What steps are involved in getting a stool sample to my healthcare provider?
Call your healthcare provider’s office. They may have you come in for an office visit and give you a sterile stool collection cup and specific directions to follow for how to collect a stool sample. They may also email specific instructions for collecting a sample at home.
Some general instructions for collecting a stool sample at home include:
- First, wash your hands with soap and water.
- If it’s possible to urinate (pee) before setting up for the stool collection, do so. You don’t want to get urine in your stool sample if you can help it.
- To collect diarrhea, tape a plastic bag to the toilet seat. You only need to collect a small amount – a couple tablespoons.
- Place the plastic bag into a clean (washed and dried) plastic container and seal with lid.
- Wash your hands with soap and water.
- Write your name and date on the container, place within another bag, wash your hands again and deliver to your healthcare provider on the same day you collect your sample. If you can’t deliver your sample immediately, you can store it in your refrigerator for up to 24 hours.

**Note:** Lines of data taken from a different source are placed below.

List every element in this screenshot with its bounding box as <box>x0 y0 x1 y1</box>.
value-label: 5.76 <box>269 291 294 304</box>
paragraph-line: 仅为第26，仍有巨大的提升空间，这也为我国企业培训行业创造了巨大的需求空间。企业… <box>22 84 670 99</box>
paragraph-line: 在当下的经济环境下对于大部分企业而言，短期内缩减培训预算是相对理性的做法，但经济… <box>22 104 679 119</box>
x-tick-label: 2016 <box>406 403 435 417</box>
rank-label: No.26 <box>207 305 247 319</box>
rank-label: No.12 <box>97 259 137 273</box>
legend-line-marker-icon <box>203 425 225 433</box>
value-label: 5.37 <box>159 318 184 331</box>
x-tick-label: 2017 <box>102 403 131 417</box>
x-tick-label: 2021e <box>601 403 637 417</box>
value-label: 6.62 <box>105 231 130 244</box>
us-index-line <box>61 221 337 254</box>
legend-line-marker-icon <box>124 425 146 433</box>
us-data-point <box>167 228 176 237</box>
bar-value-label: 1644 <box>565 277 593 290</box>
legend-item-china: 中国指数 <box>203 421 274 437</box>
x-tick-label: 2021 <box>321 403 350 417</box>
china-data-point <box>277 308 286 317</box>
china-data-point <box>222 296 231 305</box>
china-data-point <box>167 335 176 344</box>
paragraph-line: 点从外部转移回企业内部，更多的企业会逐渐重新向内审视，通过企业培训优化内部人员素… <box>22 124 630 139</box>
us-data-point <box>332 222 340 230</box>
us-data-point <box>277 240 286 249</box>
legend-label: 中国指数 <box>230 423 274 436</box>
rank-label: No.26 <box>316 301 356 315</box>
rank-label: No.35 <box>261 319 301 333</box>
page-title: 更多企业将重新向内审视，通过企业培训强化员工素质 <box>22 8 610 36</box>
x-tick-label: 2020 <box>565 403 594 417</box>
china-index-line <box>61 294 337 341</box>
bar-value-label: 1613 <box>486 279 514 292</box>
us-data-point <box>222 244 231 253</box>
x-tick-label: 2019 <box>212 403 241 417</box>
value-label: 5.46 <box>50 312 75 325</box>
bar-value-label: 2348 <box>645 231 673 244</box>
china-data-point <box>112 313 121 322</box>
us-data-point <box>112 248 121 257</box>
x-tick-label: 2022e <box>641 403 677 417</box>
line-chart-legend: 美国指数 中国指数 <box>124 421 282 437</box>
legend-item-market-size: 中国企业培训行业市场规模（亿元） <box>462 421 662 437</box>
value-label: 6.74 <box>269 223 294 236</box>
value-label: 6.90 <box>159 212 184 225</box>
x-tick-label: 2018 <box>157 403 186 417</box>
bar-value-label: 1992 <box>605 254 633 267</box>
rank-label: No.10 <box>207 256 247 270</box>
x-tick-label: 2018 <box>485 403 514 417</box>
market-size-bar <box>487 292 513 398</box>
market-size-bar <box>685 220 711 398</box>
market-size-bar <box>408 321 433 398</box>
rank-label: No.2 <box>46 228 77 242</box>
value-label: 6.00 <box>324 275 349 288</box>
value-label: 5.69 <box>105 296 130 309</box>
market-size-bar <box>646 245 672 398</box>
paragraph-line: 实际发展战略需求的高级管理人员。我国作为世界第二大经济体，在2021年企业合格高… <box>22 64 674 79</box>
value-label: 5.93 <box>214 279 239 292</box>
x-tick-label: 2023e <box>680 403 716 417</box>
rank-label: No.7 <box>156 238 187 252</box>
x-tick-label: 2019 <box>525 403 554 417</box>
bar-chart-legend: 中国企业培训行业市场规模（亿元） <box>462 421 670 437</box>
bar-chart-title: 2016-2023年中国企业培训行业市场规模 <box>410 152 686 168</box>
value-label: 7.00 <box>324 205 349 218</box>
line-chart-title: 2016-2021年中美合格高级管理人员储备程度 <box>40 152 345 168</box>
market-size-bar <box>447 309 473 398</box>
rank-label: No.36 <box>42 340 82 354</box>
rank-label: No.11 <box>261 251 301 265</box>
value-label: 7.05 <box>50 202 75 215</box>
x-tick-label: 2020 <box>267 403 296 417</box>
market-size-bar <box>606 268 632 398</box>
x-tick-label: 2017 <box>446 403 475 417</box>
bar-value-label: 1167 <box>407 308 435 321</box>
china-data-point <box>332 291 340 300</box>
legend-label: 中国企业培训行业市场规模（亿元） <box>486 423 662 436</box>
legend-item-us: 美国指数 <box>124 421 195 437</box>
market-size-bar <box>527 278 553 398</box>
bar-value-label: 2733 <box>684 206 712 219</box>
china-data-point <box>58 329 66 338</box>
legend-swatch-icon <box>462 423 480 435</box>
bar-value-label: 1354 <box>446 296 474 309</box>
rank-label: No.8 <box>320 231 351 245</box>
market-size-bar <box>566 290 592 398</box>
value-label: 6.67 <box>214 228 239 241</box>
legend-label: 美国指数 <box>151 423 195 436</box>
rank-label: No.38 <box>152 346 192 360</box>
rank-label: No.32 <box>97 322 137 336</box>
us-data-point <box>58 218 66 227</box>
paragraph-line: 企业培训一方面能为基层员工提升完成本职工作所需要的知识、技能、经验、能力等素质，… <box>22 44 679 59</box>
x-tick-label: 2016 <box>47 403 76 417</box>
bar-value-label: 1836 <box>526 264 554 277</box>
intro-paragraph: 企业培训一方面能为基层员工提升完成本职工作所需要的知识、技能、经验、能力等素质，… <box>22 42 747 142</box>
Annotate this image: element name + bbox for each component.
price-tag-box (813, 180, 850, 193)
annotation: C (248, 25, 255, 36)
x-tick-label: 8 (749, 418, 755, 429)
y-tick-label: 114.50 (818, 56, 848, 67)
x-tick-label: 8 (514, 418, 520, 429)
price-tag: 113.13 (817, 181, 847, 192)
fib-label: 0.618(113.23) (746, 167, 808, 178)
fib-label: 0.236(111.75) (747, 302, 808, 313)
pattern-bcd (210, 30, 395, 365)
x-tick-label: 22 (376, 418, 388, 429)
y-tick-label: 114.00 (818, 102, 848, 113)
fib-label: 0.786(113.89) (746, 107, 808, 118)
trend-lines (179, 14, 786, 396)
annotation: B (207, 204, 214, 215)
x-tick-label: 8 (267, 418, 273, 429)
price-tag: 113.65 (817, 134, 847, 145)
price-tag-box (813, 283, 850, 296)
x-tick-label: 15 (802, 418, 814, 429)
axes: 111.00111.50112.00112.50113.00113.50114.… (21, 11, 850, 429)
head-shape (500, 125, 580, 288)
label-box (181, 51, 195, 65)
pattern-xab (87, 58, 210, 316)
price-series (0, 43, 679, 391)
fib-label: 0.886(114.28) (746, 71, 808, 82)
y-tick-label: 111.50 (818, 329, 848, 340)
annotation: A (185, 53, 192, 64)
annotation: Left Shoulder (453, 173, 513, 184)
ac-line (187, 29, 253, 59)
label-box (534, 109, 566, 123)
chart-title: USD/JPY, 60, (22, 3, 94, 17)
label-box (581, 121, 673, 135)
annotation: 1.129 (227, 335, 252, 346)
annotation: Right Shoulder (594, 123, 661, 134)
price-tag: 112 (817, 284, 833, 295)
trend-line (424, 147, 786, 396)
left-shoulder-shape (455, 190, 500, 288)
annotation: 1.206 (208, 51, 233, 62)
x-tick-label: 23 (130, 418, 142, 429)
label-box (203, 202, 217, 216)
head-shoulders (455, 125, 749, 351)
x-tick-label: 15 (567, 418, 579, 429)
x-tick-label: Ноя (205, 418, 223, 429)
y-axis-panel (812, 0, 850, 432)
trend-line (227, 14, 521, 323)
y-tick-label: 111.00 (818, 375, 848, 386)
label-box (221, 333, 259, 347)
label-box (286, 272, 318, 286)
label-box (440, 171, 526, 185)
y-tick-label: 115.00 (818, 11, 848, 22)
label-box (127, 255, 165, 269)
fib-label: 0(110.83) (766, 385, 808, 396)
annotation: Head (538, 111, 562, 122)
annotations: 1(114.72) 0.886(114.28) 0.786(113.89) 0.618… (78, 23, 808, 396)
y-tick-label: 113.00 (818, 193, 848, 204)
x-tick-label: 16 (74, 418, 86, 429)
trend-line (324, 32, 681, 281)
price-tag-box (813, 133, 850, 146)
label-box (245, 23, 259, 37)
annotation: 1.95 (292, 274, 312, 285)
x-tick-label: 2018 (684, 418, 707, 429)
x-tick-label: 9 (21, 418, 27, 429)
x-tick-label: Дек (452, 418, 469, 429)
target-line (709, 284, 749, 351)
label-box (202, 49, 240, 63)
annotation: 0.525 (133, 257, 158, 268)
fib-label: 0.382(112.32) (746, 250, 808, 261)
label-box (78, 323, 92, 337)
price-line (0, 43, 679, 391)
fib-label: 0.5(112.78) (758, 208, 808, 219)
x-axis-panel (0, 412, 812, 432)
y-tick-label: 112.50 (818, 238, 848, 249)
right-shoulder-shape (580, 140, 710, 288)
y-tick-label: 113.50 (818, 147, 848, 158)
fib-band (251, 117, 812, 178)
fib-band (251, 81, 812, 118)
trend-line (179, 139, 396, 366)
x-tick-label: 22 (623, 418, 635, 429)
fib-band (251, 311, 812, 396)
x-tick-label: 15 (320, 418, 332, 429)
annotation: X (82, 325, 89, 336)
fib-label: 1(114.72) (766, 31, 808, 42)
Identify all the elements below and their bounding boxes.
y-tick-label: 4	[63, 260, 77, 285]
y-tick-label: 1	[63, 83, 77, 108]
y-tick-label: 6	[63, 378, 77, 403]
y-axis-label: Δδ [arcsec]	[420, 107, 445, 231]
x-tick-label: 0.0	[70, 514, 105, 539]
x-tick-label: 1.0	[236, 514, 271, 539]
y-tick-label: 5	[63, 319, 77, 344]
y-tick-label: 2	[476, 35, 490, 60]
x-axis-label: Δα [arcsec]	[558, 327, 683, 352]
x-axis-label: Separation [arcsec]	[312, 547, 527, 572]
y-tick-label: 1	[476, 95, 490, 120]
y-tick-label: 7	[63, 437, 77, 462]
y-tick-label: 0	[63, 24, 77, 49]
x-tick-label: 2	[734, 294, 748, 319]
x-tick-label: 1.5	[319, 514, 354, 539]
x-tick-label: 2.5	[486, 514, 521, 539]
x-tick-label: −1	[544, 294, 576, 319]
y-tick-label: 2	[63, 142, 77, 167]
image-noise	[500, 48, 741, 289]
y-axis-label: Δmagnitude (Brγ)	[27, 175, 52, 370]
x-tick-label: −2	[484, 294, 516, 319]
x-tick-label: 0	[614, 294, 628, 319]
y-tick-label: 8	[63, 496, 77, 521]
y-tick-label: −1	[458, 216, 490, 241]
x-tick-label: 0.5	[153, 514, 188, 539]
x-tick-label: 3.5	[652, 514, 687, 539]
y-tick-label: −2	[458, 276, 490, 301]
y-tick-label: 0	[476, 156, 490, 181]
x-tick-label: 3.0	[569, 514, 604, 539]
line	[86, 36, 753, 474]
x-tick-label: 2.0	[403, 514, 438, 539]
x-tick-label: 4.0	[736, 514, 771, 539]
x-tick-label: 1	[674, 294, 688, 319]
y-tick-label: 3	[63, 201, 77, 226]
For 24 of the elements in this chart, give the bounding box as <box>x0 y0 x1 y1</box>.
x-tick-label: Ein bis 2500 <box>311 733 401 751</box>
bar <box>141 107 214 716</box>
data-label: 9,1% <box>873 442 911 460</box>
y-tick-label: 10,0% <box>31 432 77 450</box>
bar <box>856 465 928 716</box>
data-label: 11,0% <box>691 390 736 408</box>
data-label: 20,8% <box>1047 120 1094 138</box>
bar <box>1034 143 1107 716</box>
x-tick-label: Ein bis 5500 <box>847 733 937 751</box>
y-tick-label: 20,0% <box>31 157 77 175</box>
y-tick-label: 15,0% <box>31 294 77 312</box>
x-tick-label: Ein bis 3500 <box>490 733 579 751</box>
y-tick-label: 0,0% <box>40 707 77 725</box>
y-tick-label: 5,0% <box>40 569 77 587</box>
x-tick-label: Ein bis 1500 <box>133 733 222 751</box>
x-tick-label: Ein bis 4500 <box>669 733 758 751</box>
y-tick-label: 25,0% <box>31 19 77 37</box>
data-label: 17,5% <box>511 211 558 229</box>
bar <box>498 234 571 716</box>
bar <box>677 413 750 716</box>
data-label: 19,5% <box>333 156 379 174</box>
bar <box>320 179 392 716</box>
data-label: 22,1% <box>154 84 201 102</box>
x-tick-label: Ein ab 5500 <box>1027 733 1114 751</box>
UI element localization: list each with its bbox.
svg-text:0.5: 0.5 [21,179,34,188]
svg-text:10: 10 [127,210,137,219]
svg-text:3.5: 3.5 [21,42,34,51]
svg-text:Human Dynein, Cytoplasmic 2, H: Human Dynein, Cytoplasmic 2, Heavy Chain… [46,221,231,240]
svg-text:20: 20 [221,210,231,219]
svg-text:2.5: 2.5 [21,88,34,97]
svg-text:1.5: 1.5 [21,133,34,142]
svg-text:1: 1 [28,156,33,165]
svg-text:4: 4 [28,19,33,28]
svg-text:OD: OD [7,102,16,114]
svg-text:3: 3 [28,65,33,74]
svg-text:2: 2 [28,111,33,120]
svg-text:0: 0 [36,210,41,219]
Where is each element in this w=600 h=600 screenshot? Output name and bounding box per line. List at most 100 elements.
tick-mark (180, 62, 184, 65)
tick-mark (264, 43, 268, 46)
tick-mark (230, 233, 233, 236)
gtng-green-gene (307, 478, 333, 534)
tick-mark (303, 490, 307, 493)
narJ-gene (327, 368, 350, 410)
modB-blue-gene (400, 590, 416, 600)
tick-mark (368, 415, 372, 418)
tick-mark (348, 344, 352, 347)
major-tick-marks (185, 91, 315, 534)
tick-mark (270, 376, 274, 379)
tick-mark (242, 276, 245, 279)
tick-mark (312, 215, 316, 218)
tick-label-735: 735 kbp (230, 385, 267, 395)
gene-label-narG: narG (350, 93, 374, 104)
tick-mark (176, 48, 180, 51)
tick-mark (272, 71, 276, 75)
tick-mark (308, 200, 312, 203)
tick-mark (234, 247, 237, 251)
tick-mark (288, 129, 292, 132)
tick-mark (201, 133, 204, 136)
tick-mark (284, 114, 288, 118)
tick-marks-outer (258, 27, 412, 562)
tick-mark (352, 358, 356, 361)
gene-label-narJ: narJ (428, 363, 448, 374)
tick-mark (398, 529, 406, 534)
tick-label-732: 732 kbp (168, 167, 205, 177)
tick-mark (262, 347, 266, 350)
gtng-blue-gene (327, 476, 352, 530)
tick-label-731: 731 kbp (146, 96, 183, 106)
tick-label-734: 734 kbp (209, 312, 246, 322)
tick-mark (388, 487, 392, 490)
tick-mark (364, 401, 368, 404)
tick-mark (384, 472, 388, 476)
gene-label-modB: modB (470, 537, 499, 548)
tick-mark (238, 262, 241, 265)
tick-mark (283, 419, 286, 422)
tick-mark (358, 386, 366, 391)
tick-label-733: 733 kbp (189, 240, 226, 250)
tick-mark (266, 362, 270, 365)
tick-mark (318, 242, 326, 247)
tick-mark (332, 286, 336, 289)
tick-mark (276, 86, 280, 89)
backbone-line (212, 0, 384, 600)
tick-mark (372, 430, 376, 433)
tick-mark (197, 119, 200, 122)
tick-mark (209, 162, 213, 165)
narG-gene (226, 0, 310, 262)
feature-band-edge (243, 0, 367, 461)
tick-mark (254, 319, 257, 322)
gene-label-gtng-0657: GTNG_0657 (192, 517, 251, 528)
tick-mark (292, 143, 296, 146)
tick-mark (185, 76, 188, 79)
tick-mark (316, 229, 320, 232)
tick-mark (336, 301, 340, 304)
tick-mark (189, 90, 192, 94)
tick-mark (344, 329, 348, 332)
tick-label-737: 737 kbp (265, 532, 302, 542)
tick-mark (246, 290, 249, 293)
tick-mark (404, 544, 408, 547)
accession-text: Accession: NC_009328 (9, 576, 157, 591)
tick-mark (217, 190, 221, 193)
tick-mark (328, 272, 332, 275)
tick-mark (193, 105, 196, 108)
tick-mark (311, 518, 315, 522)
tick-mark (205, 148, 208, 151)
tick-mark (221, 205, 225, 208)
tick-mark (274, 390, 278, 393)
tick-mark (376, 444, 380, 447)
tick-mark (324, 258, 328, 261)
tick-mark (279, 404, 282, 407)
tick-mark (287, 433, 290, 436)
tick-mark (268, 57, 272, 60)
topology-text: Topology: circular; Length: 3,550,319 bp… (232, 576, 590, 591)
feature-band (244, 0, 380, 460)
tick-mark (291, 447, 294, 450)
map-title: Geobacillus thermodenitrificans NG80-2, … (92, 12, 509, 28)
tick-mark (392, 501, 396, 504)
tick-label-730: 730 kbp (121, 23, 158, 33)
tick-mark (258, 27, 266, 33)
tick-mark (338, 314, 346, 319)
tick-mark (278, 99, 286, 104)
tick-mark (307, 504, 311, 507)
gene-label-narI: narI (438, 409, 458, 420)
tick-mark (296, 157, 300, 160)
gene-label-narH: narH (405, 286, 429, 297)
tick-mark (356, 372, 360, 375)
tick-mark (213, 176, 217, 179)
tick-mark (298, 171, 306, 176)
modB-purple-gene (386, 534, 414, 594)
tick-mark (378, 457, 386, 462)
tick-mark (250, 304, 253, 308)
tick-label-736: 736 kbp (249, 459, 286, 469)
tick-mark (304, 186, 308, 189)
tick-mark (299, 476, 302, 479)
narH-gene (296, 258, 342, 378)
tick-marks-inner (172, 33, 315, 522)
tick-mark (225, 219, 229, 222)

- Do not collect the sample from the toilet bowl. Do not mix in toilet paper, soap or water.
When will I get the results back from my stool sample?
Most laboratories report back the results within two to four days. Your healthcare provider will call you with the results as soon as they become available or you may be notified of your results electronically if you have an online medical record set up with your doctor or healthcare facility.